African cichlid fish, Astatotilapia burtoni, demonstrate a complex selection of sophisticated social behaviours, from the establishment of dominance hierarchies – resulting from competition for territory, food and mates; to deception, when animals attempt to mislead others about their social status; to the ability to assess when it is possible to ascend the hierarchy (pp. 103-113). Russell Fernald from Stanford University, USA, reviews how DNA methylation plays a major role in male social status by modifying gene expression patterns corresponding to the social rank. He also explains that when a female is offered a choice between her mate and another male having watched the pair duel, the female alters expression of immediate early genes in her brain depending on whether her chosen male wins or loses the fight. Pointing out that changes in social hierarchical behaviour alter selection pressures that will in turn alter the evolutionary pathway, Fernald says, ‘Discovering the cellular and molecular substrates for the social skills as described here should lead to a better understanding about how the genome and nervous system can be transformed through social interactions in both the proximate and ultimate sense’.

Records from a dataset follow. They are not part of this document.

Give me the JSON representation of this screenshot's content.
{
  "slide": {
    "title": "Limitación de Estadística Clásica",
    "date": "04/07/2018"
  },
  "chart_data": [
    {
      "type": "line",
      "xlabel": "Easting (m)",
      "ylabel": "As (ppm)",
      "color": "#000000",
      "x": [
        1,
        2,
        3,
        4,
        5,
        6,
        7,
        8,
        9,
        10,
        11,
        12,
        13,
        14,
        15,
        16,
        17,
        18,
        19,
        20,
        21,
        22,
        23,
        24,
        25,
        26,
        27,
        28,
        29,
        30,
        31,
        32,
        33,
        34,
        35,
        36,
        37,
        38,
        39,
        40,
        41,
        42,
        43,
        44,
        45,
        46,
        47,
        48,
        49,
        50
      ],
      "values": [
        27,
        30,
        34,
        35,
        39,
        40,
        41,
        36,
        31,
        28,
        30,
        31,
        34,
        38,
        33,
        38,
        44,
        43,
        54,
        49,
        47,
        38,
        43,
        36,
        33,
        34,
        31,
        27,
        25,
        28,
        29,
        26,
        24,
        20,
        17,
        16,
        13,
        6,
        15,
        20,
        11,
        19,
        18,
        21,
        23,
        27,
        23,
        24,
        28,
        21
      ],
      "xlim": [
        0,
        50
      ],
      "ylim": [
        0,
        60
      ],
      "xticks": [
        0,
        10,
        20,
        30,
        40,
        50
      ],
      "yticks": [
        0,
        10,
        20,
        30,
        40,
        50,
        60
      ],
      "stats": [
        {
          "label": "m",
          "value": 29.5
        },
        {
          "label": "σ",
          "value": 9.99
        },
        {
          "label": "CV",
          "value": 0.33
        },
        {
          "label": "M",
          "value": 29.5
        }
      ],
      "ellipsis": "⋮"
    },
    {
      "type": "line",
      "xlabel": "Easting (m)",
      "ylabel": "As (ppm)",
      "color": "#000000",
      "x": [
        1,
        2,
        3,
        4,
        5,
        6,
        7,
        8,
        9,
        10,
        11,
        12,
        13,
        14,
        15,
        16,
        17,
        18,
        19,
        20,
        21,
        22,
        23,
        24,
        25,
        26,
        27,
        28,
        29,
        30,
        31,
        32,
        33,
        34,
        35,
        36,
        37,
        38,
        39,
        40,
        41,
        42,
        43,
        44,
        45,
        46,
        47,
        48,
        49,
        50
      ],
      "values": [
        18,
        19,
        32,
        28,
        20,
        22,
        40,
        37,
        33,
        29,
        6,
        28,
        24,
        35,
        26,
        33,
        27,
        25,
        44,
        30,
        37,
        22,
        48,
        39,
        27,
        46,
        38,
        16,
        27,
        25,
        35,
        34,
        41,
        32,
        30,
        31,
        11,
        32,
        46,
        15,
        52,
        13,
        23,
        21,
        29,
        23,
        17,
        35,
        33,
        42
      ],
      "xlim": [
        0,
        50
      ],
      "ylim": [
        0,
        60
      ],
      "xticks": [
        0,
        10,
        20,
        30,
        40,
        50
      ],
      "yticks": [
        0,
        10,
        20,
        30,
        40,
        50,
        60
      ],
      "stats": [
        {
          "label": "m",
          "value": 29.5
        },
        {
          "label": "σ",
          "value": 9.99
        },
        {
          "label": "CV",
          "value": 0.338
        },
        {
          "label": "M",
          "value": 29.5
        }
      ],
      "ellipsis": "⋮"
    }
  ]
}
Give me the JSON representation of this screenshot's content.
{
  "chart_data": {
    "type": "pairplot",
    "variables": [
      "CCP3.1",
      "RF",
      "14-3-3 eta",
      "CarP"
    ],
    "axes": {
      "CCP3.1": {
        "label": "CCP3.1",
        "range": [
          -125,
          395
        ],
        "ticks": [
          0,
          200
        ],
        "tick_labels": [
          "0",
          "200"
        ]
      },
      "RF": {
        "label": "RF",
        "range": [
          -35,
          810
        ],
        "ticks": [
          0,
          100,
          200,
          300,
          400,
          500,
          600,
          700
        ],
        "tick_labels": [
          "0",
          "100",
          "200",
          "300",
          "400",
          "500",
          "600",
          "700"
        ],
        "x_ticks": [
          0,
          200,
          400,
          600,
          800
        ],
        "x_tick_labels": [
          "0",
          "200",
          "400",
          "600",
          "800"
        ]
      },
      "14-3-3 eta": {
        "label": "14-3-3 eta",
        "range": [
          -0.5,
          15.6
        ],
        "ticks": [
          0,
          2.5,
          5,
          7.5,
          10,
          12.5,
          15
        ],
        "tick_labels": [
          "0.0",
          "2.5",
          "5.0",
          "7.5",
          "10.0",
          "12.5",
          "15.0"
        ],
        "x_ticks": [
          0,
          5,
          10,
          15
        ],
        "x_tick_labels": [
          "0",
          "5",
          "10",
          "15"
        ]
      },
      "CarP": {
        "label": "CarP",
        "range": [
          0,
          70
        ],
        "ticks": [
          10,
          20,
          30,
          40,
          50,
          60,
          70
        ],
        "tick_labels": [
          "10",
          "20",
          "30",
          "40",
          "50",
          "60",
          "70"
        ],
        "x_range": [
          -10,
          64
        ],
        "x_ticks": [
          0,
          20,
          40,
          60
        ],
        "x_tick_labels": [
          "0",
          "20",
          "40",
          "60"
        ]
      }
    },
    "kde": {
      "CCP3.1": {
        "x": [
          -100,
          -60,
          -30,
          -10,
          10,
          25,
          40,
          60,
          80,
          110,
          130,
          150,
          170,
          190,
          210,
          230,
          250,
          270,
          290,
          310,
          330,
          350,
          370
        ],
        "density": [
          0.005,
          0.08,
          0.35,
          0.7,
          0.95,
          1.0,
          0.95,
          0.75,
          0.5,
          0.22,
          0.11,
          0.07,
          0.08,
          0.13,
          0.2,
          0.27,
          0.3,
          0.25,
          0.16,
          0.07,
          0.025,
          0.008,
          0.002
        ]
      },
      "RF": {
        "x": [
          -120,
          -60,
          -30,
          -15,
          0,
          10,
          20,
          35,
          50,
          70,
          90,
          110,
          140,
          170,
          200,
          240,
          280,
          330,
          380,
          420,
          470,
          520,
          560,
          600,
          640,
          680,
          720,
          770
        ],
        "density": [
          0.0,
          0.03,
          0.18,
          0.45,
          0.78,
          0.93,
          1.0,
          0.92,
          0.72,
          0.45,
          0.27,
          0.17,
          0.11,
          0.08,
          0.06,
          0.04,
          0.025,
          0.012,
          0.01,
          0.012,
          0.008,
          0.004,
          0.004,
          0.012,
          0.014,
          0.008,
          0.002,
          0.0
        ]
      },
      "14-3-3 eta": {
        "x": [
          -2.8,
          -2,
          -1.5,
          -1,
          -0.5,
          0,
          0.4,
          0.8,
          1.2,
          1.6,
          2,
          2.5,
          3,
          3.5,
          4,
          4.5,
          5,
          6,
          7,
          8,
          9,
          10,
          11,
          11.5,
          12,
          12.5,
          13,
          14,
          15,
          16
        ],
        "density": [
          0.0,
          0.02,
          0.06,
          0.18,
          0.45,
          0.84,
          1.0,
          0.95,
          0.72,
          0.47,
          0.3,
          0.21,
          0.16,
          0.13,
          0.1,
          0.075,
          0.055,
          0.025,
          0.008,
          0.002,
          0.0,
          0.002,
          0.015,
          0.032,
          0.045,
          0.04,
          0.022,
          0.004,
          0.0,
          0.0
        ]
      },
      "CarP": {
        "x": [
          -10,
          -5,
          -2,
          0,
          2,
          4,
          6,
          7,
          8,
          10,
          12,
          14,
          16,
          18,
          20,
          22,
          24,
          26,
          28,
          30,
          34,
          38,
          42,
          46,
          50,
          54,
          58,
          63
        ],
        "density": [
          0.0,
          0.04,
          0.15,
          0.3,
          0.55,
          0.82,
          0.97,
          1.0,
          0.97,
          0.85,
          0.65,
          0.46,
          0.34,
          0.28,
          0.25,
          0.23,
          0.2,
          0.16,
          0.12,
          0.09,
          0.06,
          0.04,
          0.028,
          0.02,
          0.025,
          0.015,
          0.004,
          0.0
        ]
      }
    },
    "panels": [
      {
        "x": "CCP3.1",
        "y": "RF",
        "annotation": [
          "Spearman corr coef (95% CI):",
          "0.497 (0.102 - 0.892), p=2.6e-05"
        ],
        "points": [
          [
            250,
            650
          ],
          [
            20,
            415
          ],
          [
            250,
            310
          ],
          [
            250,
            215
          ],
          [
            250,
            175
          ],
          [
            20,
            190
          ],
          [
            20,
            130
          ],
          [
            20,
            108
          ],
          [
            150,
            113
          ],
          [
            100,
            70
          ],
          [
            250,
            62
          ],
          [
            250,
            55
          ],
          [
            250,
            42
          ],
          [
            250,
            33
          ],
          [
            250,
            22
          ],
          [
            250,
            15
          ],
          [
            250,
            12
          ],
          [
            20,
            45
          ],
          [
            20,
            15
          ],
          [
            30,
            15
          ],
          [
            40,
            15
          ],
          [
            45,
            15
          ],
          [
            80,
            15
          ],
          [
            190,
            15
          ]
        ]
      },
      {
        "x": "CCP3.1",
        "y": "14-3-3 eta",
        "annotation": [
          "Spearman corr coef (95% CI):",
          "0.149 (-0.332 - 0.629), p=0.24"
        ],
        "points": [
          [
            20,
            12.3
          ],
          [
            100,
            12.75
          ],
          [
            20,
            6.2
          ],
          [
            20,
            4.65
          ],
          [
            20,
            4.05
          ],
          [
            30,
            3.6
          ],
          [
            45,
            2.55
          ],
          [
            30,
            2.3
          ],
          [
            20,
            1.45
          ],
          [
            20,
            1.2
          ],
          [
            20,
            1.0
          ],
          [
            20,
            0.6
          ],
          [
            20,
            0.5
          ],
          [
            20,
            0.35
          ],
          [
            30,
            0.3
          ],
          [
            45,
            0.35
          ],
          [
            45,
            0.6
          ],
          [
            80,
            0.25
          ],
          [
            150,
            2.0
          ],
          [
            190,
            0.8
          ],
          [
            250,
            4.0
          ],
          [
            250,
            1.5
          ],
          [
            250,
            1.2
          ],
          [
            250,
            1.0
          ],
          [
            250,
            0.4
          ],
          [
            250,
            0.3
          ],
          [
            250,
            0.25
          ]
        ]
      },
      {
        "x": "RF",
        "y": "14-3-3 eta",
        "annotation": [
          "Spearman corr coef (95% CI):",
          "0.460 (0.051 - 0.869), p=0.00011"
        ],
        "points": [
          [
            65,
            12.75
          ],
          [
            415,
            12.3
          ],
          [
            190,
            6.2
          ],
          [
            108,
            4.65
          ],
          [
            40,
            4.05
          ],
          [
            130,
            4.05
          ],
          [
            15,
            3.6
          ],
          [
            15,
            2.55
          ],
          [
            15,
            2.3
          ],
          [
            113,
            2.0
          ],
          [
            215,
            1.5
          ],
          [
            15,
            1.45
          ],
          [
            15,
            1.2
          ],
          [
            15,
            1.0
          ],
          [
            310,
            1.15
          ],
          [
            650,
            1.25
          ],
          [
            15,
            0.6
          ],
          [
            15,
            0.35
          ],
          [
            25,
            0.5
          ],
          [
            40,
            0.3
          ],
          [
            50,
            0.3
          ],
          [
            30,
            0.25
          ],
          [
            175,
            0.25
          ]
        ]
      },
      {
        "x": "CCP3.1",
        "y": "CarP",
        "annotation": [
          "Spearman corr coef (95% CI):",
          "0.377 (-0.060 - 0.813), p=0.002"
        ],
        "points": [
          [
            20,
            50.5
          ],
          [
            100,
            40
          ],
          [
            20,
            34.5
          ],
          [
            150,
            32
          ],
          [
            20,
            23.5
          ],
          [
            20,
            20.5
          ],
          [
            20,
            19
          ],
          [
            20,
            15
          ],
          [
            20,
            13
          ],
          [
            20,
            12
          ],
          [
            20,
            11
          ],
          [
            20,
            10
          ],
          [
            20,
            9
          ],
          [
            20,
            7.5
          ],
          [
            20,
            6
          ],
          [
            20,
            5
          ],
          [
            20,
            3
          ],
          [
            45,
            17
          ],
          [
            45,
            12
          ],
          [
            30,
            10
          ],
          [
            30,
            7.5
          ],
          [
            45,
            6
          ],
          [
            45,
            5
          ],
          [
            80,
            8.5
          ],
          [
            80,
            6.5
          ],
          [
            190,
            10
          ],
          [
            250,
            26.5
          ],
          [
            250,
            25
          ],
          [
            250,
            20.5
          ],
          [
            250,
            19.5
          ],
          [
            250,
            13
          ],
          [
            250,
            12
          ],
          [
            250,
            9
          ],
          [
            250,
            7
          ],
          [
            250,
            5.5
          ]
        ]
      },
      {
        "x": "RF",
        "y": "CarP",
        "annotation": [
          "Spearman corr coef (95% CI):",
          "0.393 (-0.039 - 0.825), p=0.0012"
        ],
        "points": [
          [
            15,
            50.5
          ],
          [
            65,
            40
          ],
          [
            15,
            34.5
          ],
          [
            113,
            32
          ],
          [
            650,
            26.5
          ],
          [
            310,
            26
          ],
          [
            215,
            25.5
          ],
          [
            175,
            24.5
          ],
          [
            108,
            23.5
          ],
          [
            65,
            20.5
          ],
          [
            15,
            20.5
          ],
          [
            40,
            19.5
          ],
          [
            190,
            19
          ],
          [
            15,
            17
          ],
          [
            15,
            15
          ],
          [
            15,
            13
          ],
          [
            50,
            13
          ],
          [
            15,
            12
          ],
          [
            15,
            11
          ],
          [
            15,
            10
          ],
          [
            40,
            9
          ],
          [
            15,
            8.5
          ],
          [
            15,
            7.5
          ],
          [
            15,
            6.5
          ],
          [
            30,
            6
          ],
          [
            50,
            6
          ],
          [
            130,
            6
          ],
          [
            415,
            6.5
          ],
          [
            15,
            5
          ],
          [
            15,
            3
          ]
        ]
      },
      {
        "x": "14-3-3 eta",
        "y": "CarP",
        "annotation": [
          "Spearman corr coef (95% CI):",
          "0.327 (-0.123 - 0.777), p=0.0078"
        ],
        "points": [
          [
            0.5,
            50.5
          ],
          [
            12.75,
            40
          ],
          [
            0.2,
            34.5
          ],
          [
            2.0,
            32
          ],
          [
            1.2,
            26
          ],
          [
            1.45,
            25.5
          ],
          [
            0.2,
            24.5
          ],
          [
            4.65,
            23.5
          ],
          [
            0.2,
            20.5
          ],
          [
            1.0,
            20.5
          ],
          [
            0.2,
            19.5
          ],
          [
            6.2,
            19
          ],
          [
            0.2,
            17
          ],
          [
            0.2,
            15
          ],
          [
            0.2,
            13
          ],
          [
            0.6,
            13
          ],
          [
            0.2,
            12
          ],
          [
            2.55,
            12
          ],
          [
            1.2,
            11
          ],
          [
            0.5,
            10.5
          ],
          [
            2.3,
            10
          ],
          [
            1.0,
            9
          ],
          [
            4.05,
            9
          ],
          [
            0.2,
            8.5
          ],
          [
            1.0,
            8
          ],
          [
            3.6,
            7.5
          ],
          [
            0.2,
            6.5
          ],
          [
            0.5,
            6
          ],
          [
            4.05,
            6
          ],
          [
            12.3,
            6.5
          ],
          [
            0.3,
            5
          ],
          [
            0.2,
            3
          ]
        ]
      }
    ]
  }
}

Concluding the collection of reviews, Ofer Tchernichovski from Hunter College, USA, and colleagues Olga Feher from the University of Edinburgh, UK, Daniel Fimiarz from The City College of New York, USA, and Dalton Conley from Princeton University, USA, focus on social evolution through bird song (pp. 124-132). Together, they describe three forms of song learning that lead to the evolution of a stable song culture: the transition from a continuum of sound production (without clearly distinct sounds) to communication with distinct identifiable acoustic features, otherwise known as signal compression; song learning with the inclusion of errors; and instinctive learning biases that prevent song cultures from drifting over large geographical ranges. The authors then suggest that many parallels can be drawn between social learning in bird song and the spread of information through social networks, showing how social networks with different degrees of connectivity can shape human culture and alter opinion.